Artichokes are an exotic vegetable that has been cultivated as a delicacy for centuries. Consumed as a gourmet food by ancient Romans and Greeks, artichokes have been used since in some of the finest world cuisines. With its strong earthy taste and immense health benefits such as Vitamin C, fiber, and iron, artichokes can be a great addition to grow in your garden.
Belonging to the thistle family, artichokes are mainly grown for their tender flowering buds. They can be easily grown and harvested from seeds either as perennial or annual vegetables depending on the climatic conditions.
How to Grow Artichokes from Seeds
Tick off your garden wish list by growing delicious artichokes from seeds right at home. All you need is quality seeds, fertile soil and a few care tips to grow this exceptional plant.
Get started by following the complete guide on how to grow artichokes from seeds.
Artichoke Seed Varieties to Grow
Some of the best artichoke seed varieties you can grow in your garden are as follows:
- Green Globe Artichoke Seeds: This is a common cool-weather artichoke that can be grown in hardy zones 7-10 regions.
- Purple Italian Globe Artichoke Seeds: This is a high-yielding artichoke variety, that’s hardy in zones 6 and beyond.
- White Mammoth Organic Sunchoke / Jerusalem artichoke: They are highly-nutritious bulbous tubers that grow best when planted early in the season.
Where to Plant Artichokes
Artichokes are easily adaptable plants, you can either grow them in containers or raised soil beds in your garden. The reason artichoke plants die even before developing buds is because of insufficient watering in the summer and waterlogged soil in the winter. Plant them in areas that receive full sun to partial shade with easy access to water and drainage.
When to Plant Artichokes
Artichokes grow best in medium summers and mild winters. For growing artichokes as annuals, plant them in late winter to leave plenty of time to develop buds by midsummer and fall. For growing artichokes as a perennial, sow them during late summers and early winters.

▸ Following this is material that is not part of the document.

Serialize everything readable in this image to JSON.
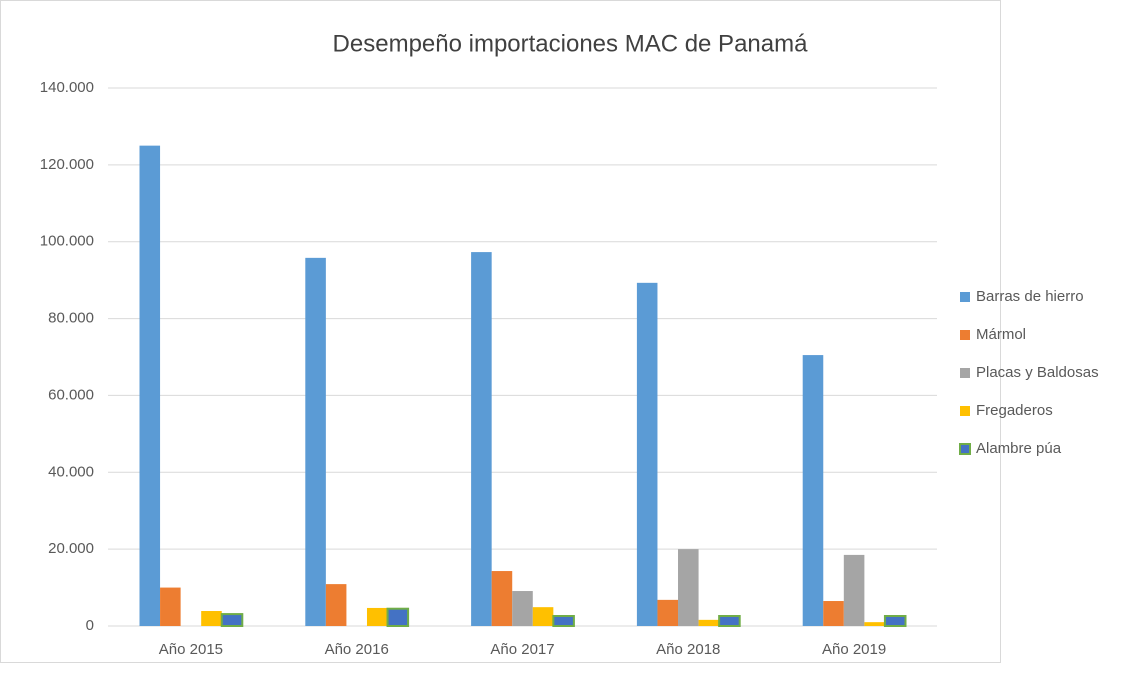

How to Plant Artichokes from Seeds
Are you ready to start planting your artichoke seeds? Learn how to effectively plant these herbaceous plants by following this simple guide.
- Start seeds indoors in seed starting trays, at least 6-8 weeks before the last spring frost date.
- Sow artichoke seeds ¼ inches deep and about 2-3 seeds per cell in the seed starting mix.
- For a faster germination process, soak the seeds overnight in warm water.
- Germination can take place between 10-14 days in temperatures ranging from 70-80 degrees.
- After 3-4 weeks, harden off the artichoke seedlings and transplant them to their final location.
Transplant Artichoke Seedlings
Artichoke seedlings can be either transplanted in raised beds or containers and pots. When transplanting the delicate seedlings, gently pull them from the seed starting trays after loosening the soil around them. Here’s how you can grow artichokes:
Grow Artichokes in Raised Beds
Transplant the young seedlings directly to the ground about 6 inches deep in rows with a space of 3-4 feet apart. Plant them when the temperatures are cool and frost-free in winters and mild and humid in summers. The average growing temperatures can be 50 degrees at night and 75 degrees during the day. You can also plant artichokes from dormant roots and shoots taken from mature plants.
Grow Artichokes in Containers
Artichokes are perfect plants for container gardening. They grow 3-4 feet in height and have a diameter of up to 6 feet, therefore, these plants need sufficient space to thrive. Transplant only one seedling per container which is at least 35-40 inches in size for healthy growth and harvest.
Artichoke Growing Tips
To harvest fresh tender artichokes from your garden, follow these simple growing tips.
- Artichokes are water-loving plants; they require a lot of watering and moist soil to develop firm buds.
- For best results grow artichokes in well-draining, fertile soil. Maintain a neutral soil pH (6.5 and 7.0).
- Use natural mulch or vegetable garden cover to retain moisture and ward off insects.
- Avoid mulching when they begin to bud, and instead use compost around the plants.
- For an extra boost, use balanced fertilizers.
- Full sun can aid in healthier and firm flowering buds.
- If pests and diseases such as aphids, flea beetles, powdery mildew, and bacterial crown rot are detected, use organic insecticides and sprays.
When to Harvest Artichokes
The ideal time to harvest artichokes is 80-100 days after transplanting. You can harvest them when the flowering buds emerge and are at their maximum size. The buds have to be swollen and the bracts shut tight for a successful harvest. If they are open, then you have missed your harvesting window. Use a sharp knife to cut the artichoke stem about 1-2 inches below the bud.